Comment le tambour guérit le corps, l’esprit et l’âme

Le Tambour est fondamentalement une forme d’expression humaine que nous pouvons qualifier d’identique à la parole, et qui a vraisemblablement existé, bien avant que les hommes n’aient la capacité d’utiliser ses lèvres, la langue et les organes vocaux comme instruments de communication.

Le premier son que nous n’ayons jamais entendu alors dans… le ventre de notre mère, était le battement de son cœur, et le rythme de son souffle. Peu importe notre race, le sexe, l’âge, la religion ou le mode de croyances, cette expérience commune existe pour tous les êtres humains.

Lorsque les novices sont initiés au tambour, ils disent souvent: “Oh, je n’ai pas de rythme,” pour s’excuser de leur gêne et du manque d’imagination rythmique. La vérité est que NOUS AVONS TOUS LE RYTHME EN NOUS ! Le rythme est notre héritage naturel. Il existe dans notre corps, notre cœur, notre souffle. Il existe dans la vibration des atomes, les cycles des saisons, le tic-tac des horloges, l’orbite de la terre. Chaque élément de la Création contient le rythme!

Le Tambour est une pratique qui se retrouve à travers le monde et sa présence est dans toutes les cultures. Il a été utilisé pendant des siècles dans les rituels, les cérémonies, pour communiquer, dans les rites de passage, dans la musique et la danse, les célébrations, la guérison, la création des communautés et les événements culturels.

La thérapie par le tambour est une approche ancestrale qui utilise le rythme pour favoriser la guérison et l’auto-expression. Des chamans de Mongolie aux guérisseurs Minianka de Afrique de l’Ouest, les techniques thérapeutiques rythmiques ont été utilisées depuis des milliers d’années à créer et maintenir l’harmonie, la santé physique, mentale et spirituelle.

Les recherches scientifiques étudient aujourd’hui les effets thérapeutiques des techniques rythmiques ancestrales.

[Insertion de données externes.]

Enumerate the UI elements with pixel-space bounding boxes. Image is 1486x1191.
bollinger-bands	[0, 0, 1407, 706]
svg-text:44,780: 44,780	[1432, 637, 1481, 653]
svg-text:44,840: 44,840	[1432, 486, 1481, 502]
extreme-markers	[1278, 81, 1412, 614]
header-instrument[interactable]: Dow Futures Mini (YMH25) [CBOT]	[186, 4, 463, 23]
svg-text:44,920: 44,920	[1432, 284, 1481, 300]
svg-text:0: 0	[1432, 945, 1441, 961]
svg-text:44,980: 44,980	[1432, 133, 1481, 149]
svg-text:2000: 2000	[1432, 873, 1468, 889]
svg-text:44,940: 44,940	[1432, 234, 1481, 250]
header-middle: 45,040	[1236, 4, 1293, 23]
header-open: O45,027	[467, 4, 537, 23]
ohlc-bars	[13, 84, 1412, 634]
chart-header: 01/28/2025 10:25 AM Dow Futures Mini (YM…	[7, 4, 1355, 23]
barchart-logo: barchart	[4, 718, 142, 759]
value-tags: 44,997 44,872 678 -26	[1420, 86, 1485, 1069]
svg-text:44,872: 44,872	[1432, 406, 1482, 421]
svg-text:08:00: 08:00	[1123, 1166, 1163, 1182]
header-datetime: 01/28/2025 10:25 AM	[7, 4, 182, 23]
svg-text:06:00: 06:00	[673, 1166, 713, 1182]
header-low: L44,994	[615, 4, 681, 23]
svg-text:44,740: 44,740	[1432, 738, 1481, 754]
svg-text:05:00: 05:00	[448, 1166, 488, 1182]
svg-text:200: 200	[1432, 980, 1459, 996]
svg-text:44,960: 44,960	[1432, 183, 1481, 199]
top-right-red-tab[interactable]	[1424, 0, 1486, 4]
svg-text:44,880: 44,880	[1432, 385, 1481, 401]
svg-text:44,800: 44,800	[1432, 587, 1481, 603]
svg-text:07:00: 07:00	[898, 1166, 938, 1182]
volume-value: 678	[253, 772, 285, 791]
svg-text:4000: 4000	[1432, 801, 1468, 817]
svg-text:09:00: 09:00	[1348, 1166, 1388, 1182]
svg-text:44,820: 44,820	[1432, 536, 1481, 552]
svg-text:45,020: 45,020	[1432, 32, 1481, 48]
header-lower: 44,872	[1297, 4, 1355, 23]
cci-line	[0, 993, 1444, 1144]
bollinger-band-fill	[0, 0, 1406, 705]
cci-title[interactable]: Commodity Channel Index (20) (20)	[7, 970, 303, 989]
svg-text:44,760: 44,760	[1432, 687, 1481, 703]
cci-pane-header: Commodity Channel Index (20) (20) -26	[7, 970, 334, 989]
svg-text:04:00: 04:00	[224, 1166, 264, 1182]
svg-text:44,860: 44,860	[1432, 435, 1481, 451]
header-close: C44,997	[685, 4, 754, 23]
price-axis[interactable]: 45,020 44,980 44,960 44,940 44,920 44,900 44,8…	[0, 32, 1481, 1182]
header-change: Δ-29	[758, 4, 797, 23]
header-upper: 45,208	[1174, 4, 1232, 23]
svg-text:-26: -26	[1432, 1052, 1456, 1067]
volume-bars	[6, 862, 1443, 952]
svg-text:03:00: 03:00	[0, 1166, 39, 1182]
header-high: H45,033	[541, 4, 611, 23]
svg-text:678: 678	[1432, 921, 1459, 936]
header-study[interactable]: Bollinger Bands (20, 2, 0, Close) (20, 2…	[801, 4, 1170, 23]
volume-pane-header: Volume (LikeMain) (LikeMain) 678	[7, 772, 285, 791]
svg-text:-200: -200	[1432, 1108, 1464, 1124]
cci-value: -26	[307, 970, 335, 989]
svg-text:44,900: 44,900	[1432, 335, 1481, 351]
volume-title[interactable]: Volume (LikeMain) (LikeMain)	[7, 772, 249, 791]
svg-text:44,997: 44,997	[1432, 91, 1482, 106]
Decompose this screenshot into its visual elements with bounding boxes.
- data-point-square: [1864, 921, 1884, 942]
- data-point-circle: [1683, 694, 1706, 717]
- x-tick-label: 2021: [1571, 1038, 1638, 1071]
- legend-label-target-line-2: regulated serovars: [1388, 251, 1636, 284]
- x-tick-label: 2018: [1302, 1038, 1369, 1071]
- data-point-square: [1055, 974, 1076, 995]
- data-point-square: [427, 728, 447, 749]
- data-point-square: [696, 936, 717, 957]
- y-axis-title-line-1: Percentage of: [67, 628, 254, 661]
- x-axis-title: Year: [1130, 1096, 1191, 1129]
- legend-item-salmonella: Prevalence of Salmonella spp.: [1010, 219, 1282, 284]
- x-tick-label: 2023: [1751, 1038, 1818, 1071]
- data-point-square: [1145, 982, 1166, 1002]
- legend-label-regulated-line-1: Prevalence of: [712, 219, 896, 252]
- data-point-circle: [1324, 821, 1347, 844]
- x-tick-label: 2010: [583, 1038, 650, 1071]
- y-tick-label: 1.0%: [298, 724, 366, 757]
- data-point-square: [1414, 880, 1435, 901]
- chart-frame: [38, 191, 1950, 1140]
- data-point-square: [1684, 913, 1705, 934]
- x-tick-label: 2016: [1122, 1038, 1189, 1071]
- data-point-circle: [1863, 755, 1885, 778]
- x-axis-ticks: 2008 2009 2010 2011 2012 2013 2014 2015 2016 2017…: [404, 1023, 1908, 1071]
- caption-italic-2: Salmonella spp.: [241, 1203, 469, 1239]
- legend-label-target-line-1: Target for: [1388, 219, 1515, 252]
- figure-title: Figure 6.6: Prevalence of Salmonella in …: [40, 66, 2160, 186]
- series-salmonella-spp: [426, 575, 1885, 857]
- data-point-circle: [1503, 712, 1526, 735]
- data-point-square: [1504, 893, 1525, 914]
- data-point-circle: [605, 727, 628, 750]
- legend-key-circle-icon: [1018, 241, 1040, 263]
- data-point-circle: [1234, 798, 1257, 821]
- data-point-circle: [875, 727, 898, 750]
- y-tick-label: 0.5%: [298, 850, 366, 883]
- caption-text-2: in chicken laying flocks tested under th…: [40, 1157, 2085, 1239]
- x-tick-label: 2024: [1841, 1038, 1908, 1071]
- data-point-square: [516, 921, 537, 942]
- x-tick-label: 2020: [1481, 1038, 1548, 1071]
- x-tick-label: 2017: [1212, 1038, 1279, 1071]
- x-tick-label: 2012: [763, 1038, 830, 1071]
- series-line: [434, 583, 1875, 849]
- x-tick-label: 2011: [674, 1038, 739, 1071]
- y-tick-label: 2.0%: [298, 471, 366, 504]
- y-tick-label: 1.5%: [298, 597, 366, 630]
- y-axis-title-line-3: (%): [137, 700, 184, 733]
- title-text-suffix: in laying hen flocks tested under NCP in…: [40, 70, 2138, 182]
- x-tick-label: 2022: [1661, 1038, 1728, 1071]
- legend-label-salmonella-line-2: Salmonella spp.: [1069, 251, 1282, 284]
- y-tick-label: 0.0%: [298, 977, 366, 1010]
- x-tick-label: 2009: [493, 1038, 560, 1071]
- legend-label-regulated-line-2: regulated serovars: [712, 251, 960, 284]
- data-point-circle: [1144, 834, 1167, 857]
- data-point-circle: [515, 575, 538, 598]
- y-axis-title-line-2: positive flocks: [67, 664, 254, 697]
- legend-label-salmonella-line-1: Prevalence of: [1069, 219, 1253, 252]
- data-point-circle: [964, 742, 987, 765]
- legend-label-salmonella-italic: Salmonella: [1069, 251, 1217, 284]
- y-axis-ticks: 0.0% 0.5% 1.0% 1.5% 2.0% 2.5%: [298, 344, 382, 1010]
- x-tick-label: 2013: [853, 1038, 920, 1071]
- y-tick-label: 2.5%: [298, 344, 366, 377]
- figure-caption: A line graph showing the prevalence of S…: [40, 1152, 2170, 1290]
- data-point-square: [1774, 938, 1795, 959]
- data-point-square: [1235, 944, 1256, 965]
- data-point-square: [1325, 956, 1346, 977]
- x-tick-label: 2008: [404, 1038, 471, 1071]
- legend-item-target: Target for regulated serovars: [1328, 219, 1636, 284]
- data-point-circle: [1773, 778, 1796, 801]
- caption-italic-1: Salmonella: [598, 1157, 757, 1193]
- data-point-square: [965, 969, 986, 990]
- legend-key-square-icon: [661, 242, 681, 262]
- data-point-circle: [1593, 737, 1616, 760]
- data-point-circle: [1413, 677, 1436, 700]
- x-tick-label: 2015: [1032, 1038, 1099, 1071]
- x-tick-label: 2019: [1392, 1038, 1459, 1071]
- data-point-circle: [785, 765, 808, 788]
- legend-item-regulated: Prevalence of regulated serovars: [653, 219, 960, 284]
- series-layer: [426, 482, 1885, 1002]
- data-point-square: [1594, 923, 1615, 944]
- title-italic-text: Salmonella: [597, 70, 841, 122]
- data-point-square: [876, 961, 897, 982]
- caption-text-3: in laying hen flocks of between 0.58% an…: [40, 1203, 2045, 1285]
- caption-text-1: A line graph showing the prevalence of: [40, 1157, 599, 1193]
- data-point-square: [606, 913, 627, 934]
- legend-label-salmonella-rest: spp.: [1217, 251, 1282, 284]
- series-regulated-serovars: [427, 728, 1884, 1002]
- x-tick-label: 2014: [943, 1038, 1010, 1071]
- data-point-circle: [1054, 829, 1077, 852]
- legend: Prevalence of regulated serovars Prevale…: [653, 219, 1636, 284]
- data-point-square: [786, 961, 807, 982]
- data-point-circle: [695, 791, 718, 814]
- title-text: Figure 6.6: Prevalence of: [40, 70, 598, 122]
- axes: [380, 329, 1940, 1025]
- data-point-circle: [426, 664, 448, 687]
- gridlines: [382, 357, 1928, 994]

Les derniers résultats indiquent que le tambour accélère la guérison physique, stimule le système immunitaire et produit un sentiment de bien-être, une libération des traumatismes émotionnels, et la réintégration de soi. D’autres études ont démontré que le tambour apportait le calme, la concentration et favorisait la guérison sur les patients atteints d’Alzheimer, les enfants autistes, les adolescents souffrant de troubles émotifs, toxicomanes, personnes en état de choc, ainsi que les personnes en milieu carcéral et les sans-abri. Ces résultats démontrent que le tambour est un traitement efficace contre le stress, la fatigue, l’anxiété, l’hypertension, l’asthme, les douleurs chroniques, l’arthrite, les maladies mentales, les migraines, le cancer, la sclérose en plaques, la maladie de Parkinson, les accidents cardio-vasculaires, la paralysie, les troubles émotionnels, et un large éventail d’handicaps physiques.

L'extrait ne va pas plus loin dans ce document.